Oldest joke in the world: How many Frenchman does it take to defend Paris?
I rarely have anything nice to say about France (and who even talks about Greece these days?), but I'm seriously going to have to rethink my position.
While Americans continue to lay down like patsies in front of anything that can't be stopped from the couch with a remote control, it's pretty cool to see that the French (and let's not forget the Greeks) are at least standing up and saying, "You know what guys? Back off."

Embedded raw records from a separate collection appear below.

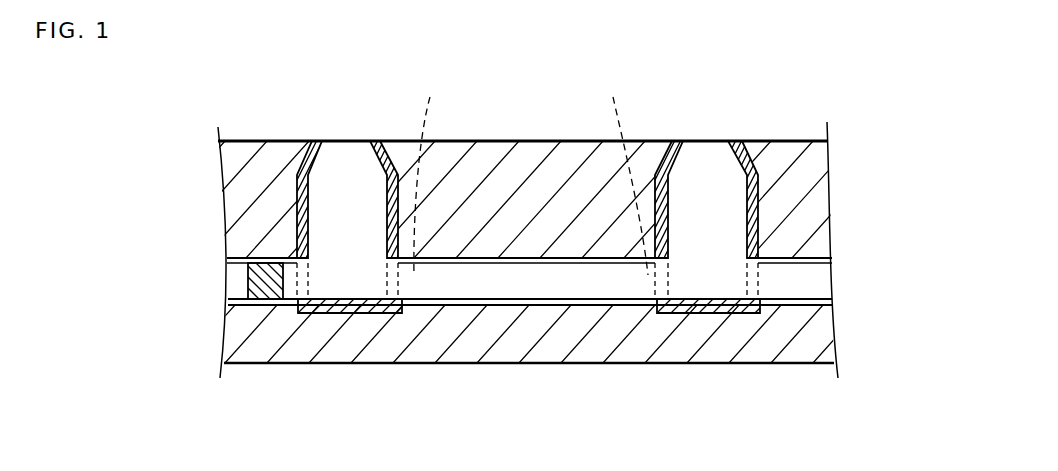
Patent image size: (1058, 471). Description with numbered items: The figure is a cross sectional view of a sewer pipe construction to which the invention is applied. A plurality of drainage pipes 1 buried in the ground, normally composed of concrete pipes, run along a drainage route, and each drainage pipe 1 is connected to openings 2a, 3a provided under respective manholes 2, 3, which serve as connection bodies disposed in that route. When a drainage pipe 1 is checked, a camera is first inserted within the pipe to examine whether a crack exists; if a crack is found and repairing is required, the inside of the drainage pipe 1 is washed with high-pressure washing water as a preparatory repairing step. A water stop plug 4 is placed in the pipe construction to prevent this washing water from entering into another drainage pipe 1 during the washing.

The drainage pipe 1 is at (516, 258).
The manhole 2 is at (390, 141).
The opening 2a is at (433, 171).
The manhole 3 is at (750, 141).
The opening 3a is at (624, 171).
The water stop plug 4 is at (268, 287).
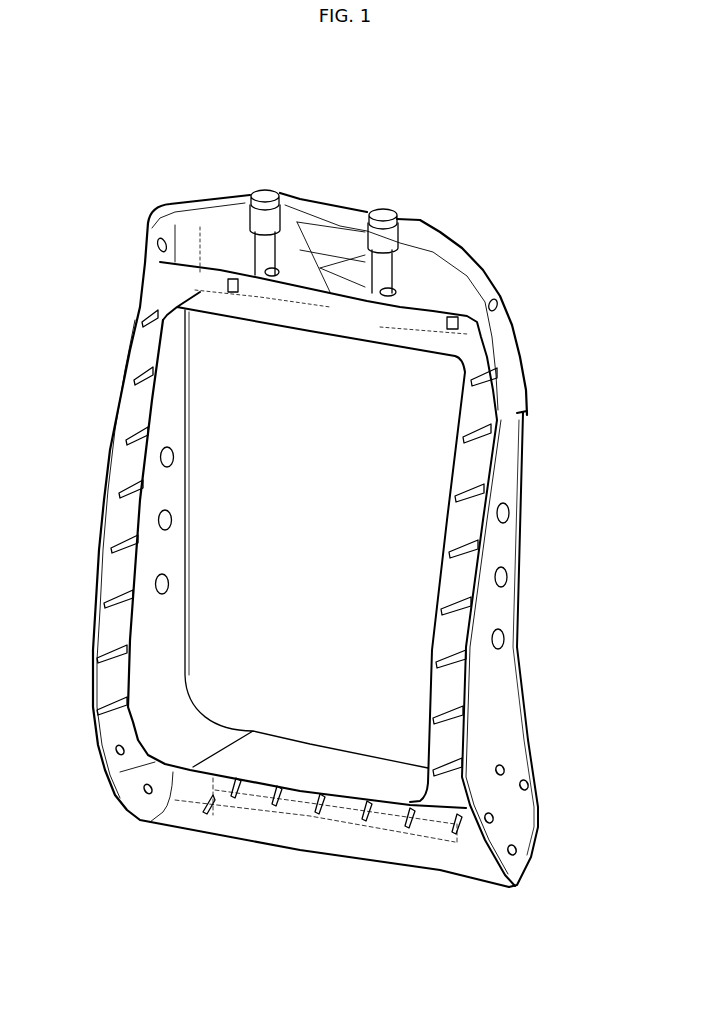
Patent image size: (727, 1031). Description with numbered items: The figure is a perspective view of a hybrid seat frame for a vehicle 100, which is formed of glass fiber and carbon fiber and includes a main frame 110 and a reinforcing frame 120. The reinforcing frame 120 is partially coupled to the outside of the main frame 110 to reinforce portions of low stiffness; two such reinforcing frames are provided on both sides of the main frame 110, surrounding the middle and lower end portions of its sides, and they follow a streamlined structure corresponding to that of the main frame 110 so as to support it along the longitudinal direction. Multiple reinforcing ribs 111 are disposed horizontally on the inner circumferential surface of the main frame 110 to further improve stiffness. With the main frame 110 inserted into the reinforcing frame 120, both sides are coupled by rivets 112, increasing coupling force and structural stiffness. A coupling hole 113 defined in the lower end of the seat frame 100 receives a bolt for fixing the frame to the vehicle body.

I just finished reading Bernard Cornwell's new book Agincourt, a fictional account of one of the most lopsided defeats the French ever suffered at the hands of the English. I wish them better luck in this battle:
The European Commission was foiled Monday in its bid to force France and Greece to allow genetically modified maize from US biotech giant Monsanto to be grown in their fields.
Monsanto's MON810 strain is the only genetically modified crop approved in the European Union but last year France suspended its cultivation, invoking a "safeguard clause".
Greece used the same legal provision in 2006 and has extended it since then.
The European Food Safety Authority (EFSA) has said the maize is safe and there is no scientific evidence to justify the bans.
Without a solid mandate the European Commission, the EU's executive arm, will refer the matter to EU ministers to decide whether France and Greece should fall into line and allow the GM crop to be sown.